State Sen. Ralph Northam, D-Norfolk thinks the politically divided Virginia Senate could benefit from having a “healer” as its presiding officer.
“I really think we need someone who has experience mediating,” Northam said this week. “I’m trained to be a healer. I try to make people better and bring ideas together and really move forward and do what’s in the best interests of the commonwealth.”
Northam is the ninth candidate and second Democrat to announce plans to run for lieutenant governor. Aneesh Chopra, the former chief technology officer in the Obama administration, also is running for the Democratic nomination, which will be decided in a primary. Seven Republicans are running for their party’s nomination, to be decided in a state convention.
The incumbent lieutenant governor, Republican Bill Bolling, ended his bid for the GOP gubernatorial nomination last week.
Northam informed supporters last weekend that he would get into the race after months of contemplation. He said he initially shied away from running, fearing a statewide campaign would put a strain on his medical practice. But his partners and family were supportive of him. That backing, and the “divisiveness and contention” that roiled the Senate earlier this year, spurred Northam to get in the race.
“There are serious challenges out there right now, starting with transportation and education and the environment and health care,” Northam said Tuesday during meeting with two reporters in his legislative office.
Northam said those priorities took a back seat in the evenly divided Senate this year because of a power struggle that ended with Republicans taking working control of the chamber, and divisive debates over social issues.
“The different social issues that seemed to be a big part of their agenda really bothered me a lot,” said Northam, who played a lead role in his caucus in trying to defeat legislation requiring pregnant women to submit to an ultrasound procedure before an abortion.

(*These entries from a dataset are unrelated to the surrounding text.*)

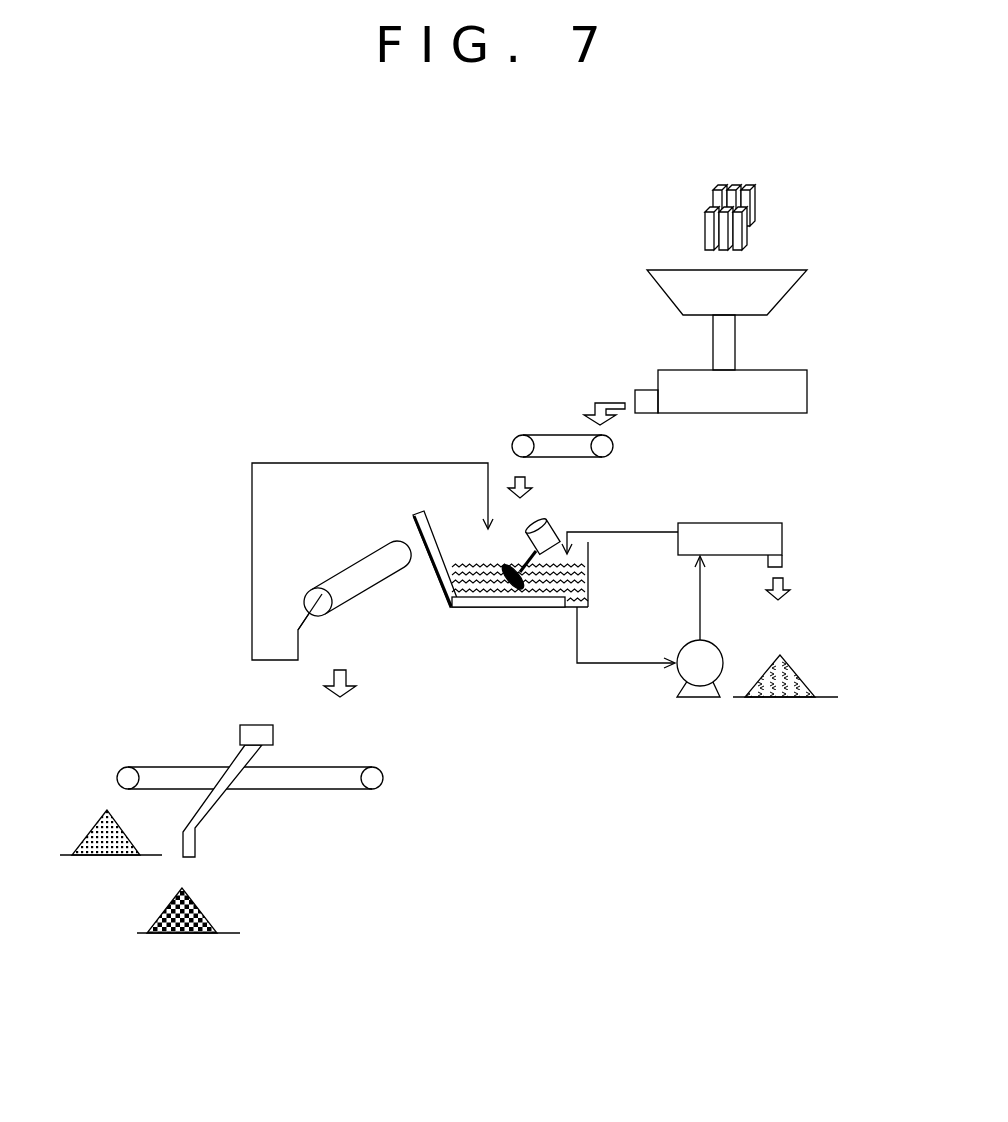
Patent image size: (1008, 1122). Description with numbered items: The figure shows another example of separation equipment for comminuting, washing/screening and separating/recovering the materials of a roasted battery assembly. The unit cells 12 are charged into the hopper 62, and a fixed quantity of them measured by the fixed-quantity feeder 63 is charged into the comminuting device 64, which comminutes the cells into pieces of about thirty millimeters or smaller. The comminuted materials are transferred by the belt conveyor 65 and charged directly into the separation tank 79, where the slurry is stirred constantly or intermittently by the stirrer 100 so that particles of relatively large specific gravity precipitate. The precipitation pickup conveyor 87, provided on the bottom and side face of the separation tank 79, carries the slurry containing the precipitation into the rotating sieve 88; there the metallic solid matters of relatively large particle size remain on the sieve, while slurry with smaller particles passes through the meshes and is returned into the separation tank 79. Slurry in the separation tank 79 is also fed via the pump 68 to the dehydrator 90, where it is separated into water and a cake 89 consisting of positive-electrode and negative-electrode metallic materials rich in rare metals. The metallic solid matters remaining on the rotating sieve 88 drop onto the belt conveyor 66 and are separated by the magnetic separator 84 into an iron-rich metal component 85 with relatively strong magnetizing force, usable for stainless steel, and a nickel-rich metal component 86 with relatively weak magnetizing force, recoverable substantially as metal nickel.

The unit cells 12 is at (750, 197).
The hopper 62 is at (800, 285).
The fixed-quantity feeder 63 is at (735, 340).
The comminuting device 64 is at (807, 390).
The belt conveyor 65 is at (535, 435).
The stirrer 100 is at (552, 527).
The rotating sieve 88 is at (355, 562).
The precipitation pickup conveyor 87 is at (430, 562).
The separation tank 79 is at (590, 597).
The dehydrator 90 is at (782, 542).
The cake 89 is at (793, 667).
The pump 68 is at (688, 697).
The magnetic separator 84 is at (253, 725).
The belt conveyor 66 is at (158, 767).
The nickel-rich metal component 86 is at (102, 815).
The iron-rich metal component 85 is at (197, 900).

“Just to mandate to women that they should have this test, and also mandate to providers, physicians such as myself, what tests we should and shouldn’t be doing — that is nowhere for the legislature to go,” Northam said.

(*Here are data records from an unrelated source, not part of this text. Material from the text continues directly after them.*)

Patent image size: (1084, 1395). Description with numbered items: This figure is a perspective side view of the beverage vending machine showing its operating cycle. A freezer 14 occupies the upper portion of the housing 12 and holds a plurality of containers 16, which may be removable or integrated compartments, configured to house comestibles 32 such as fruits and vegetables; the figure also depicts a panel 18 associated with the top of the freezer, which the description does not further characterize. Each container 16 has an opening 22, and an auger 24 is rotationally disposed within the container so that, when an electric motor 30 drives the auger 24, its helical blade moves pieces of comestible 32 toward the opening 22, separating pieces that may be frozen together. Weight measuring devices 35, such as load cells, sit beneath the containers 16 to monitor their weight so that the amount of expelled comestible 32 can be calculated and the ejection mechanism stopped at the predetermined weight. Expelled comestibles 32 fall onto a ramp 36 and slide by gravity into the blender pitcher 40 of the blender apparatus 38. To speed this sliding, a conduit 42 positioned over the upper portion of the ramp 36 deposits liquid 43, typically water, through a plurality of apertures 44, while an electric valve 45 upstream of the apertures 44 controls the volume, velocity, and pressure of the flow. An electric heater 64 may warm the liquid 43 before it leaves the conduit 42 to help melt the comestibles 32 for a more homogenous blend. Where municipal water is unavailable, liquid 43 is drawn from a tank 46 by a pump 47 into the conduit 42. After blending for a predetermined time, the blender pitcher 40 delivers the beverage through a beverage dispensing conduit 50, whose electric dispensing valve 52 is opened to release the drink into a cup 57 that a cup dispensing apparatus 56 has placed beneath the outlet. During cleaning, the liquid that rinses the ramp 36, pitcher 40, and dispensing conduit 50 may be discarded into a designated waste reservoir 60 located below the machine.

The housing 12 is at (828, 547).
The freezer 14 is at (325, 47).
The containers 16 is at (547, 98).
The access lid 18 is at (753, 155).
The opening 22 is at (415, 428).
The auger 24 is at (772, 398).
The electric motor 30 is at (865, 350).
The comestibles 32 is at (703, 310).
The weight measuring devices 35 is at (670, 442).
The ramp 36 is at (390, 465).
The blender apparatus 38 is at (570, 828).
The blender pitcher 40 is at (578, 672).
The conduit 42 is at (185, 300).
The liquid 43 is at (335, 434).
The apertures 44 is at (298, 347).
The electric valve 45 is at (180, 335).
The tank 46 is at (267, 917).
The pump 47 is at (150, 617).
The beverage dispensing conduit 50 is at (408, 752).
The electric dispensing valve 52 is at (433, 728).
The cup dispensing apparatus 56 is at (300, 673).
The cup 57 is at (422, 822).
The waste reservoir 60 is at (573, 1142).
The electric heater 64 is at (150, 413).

Northam also raised concerns about legislation and subsequent regulations that will require clinics performing abortions to meet the same licensing and building standards as hospitals.

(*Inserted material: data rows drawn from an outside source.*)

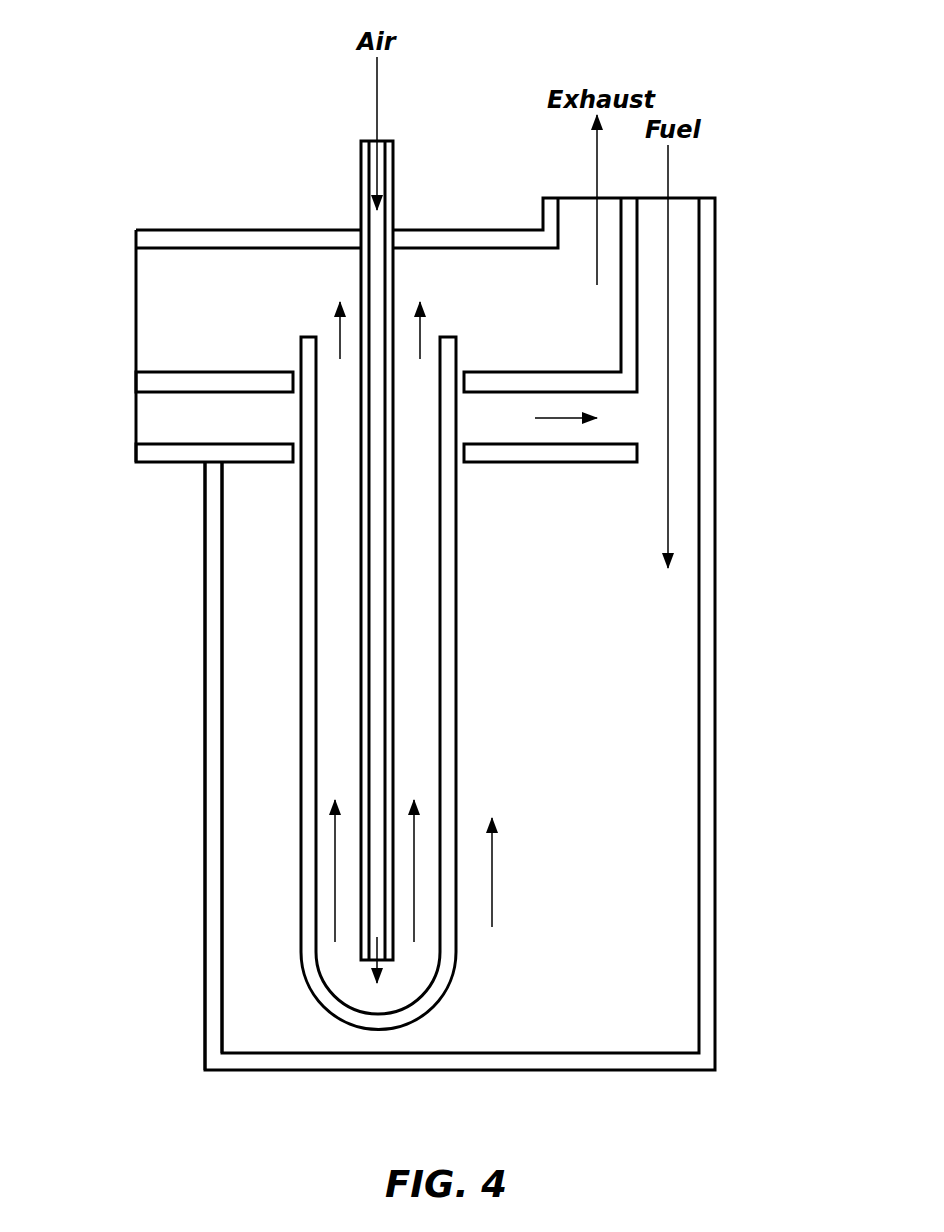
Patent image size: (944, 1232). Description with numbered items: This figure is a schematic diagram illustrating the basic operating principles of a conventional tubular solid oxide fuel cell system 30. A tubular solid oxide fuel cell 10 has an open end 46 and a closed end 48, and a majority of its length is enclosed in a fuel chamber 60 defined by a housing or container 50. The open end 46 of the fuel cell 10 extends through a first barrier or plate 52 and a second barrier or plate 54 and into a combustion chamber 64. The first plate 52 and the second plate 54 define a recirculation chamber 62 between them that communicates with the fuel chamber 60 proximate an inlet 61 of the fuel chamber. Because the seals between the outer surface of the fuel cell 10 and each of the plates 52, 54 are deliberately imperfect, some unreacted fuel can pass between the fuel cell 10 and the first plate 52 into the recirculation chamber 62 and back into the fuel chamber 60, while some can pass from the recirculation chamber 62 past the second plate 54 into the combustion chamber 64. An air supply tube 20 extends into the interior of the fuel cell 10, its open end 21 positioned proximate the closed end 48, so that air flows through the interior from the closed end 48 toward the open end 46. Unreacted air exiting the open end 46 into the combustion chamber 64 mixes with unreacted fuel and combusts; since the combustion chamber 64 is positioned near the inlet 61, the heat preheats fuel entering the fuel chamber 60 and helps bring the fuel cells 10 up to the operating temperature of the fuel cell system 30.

The fuel cell system 30 is at (157, 110).
The air supply tube 20 is at (360, 204).
The open end of air supply tube 21 is at (363, 962).
The open end of fuel cell 46 is at (325, 338).
The closed end of fuel cell 48 is at (447, 1010).
The tubular solid oxide fuel cell 10 is at (282, 633).
The housing or container 50 is at (716, 760).
The first barrier or plate 52 is at (162, 452).
The second barrier or plate 54 is at (155, 380).
The fuel chamber 60 is at (640, 901).
The inlet 61 is at (690, 192).
The recirculation chamber 62 is at (570, 402).
The combustion chamber 64 is at (505, 287).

“It was just a terrible precendent, I thought, at a time when we should be concentrating on less regulations rather than more,” he said.
Looking forward, Northam said the state has to come up with a new, “sustainable” source of transportation funding without raiding the general fund, which pays for services such as education, public safety and health care.
He said the state should create its own health benefits exchange to comply with the federal health care overhaul rather than have Virginia defer to a federally-run model. He also supports expanding the Medicaid program for the poor, a provision of the Affordable Care Act that Gov. Bob McDonnell opposes. The federal government would pay the full cost of the expansion for three years beginning in 2014 and gradually scale back to a 90 percent share.
“I think it’s short-sighted no to take advantage of that,” Northam said.